With that, I could locate where the camera firmware decides to go on power-up. This was not trivial as the firmware uses some weird scheduler and event system that store pointers to functions in tables in flash: as Ghidra doesn't see a clear entry point to those functions, it won't automatically decode them and as such I needed to figure out the format and location of those tables before the entire system became clear.

A hack like this tends to be a lot of work for a really minimal tweak that gets you where you want. The firmware has a bunch of different modes (main menu, take photo, take video, display photo, play mp3, play game) and the current mode is stored in a global variable in memory. On startup, this variable was initialized to the 'main menu' mode. Change this to the 'take photo' mode and the firmware will boot up in that mode. Making the one byte fix is a matter of seconds, finding out what byte to change into what a lot longer. Still, there were some interesting other things I found out while trying to make sense of all the code.

 

For one, there were some things 'left on the cutting room floor'; for instance this seems to be a version of an earlier menu. All but the first two items are defaced, perhaps someone changed their mind and expressed that in Paint?


Also, there was another game on the camera: Tetris. The code was there, but not hooked up to anything; hooking it up showed that the game was only partially functional. Parts of that could be explained because it was targeted at different hardware (the game seems to expect a 220x176 pixel display while the one on my camera is 320x240) but I'm not sure if that is the full story. Perhaps work on the game started, but was cancelled since you still need a license to legally be able to include Tetris.

As kind-of expected with these kinds of things, the marketing on this thing does not seem to be beyond exaggerating the technical capabilities here. Even the most conservative sale page I can find states that the camera has a 2 megapixel sensor. In fact, while I cannot say for sure what camera module actually is used, none of the modules supported by the firmware have a resolution higher than 720P, which would be less than one megapixel, and the majority of supported modules are only 640x480 or 0.3 megapixel.

Finally, I decided to look at the firmware update format this thing used: at this point the only way to tweak the firmware I had, was to desolder the flash chip and reprogram it.
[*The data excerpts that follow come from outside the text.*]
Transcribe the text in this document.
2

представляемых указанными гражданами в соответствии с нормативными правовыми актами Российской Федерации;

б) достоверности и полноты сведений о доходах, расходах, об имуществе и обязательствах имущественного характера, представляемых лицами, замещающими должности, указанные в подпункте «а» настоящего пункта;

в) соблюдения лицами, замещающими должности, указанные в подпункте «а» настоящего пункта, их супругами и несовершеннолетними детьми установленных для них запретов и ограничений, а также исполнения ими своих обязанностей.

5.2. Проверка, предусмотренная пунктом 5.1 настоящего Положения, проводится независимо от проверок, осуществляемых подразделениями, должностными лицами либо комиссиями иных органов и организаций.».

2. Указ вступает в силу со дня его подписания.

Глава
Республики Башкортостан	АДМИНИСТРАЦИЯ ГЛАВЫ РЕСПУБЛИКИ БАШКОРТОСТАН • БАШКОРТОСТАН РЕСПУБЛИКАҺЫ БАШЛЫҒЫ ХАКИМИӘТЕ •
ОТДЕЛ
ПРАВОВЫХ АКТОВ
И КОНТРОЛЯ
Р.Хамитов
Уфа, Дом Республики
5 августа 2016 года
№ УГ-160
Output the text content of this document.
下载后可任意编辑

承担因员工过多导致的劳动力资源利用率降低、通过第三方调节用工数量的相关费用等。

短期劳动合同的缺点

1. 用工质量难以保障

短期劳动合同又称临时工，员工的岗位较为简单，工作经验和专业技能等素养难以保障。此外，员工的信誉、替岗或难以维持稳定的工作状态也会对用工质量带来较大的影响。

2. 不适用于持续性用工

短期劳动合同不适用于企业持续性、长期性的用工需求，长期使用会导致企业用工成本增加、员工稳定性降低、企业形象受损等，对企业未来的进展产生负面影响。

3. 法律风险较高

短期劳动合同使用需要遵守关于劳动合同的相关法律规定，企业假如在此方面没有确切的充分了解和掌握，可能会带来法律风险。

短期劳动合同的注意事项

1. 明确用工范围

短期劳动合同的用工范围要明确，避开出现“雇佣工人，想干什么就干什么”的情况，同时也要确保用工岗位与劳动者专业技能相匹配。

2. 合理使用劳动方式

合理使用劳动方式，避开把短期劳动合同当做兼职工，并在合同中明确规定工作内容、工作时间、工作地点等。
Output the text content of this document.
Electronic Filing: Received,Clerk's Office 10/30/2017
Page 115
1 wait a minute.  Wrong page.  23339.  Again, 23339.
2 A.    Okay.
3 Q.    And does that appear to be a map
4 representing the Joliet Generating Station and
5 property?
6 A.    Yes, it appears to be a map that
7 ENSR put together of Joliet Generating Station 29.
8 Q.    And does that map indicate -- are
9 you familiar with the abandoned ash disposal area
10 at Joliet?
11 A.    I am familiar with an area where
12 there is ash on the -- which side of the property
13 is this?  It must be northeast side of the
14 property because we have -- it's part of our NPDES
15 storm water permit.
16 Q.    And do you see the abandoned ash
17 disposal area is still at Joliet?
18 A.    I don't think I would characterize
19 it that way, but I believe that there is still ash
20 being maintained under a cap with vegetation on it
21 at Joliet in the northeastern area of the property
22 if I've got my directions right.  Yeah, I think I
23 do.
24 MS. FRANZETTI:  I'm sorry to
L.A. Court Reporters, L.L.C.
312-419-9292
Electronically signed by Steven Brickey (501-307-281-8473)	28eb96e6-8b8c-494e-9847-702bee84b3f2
As the camera that belonged to my kid still was intact, it would be really nice if I could upgrade it without opening it.

Turns out the firmware upgrade format is fairly trivial. The logic looks for a file on the SD-card called 'hx330x_sdk.bin' and if it exists, it checks some fields in the header for validity. Then it takes one field containing a timestamp, and if the timestamp on the file is newer than that in flash, it simply copies the upgrade file integrally into flash. That means I would just have to take a flash dump, trim it so it only includes the firmware, make any modifications I want, then save it to hx330x_sdk.bin. Then to make the camera accept it, I would need to increment the timestamp field past the one the firmware currently has, put the file on a SD-card and the camera updates from it.